The issue is that fundamentally there must be a coordinated political and military campaign for any conflict which involves a nation and its national interest. In Iraq it was slightly easier as the political campaign had only to rebuild a nation that had been taken apart by another regime. Afghanistan is very different. The nation has to be built from nothing. It is not possible to do that by backing an Afghan government that is unpopular, of only one ruling tribe and totally engrained in corruption.
That has left the military fighting a war which is unwinnable, to sustain a government which is known to be ineffective and corrupt. Where is the political campaign?
Looking at this current year, it is well-known that the Taliban regroup during the winter and then press hard during the summer fighting season. McChrystal timed his surge of troops to counter this Taliban season of fighting. Unfortunately, the surge has not been significantly effective, the Taliban have gained in strength, now controlling more than 70 percent of the country, with Karzai’s government controlling only some 29 of the 121 key strategic districts. The Taliban have increased their attacks on NATO troops, with casualties increasing by the day. The U.S. has now lost more than 1,000 killed and the U.K. more than 300.
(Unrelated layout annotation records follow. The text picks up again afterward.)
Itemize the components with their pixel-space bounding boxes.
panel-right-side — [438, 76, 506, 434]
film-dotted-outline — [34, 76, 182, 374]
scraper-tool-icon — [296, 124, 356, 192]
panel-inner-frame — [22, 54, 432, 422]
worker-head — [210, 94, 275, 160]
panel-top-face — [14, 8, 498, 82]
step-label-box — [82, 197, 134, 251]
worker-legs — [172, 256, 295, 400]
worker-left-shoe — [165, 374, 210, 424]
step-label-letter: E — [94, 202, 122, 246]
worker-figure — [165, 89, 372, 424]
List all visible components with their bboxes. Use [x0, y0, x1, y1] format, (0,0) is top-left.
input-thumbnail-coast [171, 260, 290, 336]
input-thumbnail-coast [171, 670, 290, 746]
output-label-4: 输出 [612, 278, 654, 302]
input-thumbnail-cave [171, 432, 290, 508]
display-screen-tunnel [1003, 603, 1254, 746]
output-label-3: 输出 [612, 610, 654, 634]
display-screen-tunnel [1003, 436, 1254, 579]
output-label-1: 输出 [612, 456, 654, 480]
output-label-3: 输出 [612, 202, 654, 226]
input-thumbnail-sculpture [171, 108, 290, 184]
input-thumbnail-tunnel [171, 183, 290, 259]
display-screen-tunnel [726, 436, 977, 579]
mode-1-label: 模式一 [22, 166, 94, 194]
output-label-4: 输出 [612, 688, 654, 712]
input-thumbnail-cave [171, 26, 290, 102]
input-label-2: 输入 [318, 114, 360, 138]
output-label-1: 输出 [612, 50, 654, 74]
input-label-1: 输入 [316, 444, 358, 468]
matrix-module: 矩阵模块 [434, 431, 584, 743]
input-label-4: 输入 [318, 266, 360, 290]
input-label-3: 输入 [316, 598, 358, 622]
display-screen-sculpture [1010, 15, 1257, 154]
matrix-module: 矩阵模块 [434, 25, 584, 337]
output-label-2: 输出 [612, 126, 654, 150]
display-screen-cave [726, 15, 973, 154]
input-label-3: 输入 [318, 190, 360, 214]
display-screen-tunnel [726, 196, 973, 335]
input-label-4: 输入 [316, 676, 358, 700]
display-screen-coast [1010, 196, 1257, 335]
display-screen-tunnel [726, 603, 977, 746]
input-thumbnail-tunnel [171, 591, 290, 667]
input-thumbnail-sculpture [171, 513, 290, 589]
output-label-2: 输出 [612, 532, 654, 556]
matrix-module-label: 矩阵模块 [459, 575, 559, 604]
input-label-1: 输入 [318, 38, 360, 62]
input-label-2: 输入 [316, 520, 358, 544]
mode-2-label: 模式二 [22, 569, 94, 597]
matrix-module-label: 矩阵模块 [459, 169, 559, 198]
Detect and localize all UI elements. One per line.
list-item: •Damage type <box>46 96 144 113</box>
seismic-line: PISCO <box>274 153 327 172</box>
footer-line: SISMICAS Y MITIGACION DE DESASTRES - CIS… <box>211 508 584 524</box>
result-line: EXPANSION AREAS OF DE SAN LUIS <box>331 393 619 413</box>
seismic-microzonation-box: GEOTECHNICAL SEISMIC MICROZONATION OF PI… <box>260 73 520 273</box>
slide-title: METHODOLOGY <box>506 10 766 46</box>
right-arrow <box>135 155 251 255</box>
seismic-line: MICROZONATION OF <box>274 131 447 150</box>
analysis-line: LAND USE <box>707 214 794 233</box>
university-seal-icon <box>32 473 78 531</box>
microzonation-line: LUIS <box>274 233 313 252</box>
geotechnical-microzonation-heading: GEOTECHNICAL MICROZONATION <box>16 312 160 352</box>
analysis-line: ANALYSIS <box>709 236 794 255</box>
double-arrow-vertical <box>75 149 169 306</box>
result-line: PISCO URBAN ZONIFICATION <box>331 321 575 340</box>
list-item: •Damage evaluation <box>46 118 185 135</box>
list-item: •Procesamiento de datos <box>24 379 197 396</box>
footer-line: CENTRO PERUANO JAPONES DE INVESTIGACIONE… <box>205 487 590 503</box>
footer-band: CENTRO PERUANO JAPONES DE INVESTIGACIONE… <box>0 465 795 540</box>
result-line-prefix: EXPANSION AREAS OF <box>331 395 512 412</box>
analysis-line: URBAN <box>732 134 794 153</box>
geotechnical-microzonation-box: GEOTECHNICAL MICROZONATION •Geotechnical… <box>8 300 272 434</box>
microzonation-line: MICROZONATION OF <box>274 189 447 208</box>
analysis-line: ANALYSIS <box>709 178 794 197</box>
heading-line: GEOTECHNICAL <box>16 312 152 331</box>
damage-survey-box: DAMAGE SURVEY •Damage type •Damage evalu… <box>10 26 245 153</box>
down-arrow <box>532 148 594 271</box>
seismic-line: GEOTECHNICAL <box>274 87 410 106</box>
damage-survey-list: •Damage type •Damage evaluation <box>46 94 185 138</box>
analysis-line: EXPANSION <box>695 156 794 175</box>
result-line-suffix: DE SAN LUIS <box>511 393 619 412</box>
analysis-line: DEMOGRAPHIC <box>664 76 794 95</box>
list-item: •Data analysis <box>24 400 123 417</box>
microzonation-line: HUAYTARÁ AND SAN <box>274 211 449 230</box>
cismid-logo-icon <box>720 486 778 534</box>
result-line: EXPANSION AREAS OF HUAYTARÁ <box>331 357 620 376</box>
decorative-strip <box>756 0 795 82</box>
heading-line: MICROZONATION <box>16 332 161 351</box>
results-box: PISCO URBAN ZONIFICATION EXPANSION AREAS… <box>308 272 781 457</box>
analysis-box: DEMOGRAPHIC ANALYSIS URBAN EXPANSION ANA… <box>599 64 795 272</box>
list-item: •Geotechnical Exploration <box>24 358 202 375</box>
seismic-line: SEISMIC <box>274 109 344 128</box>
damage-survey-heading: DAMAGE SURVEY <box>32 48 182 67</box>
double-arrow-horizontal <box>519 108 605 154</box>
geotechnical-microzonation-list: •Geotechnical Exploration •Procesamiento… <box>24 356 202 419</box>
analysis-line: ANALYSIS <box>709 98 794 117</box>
I come back to the statement that this war is unwinnable militarily. And that is the nub of the frustration undoubtedly felt by McChrystal. He realized that the only way to achieve some success in Afghanistan is with a coordinated political and military campaign, but at present the political side of that solution is missing. Indeed it will never be possible to persuade the Afghans to support a government led by Karzai. Without that Afghan national will, there can be no peace and no political success. Why don’t the politicians realize that? The history of Afghanistan is littered with political and military failures as successive foreign governments have tried to impose an unwanted political solution on this difficult country.
— Air Vice Marshal Tony Harrison (ret.), Royal Air Force, Devon, U.K.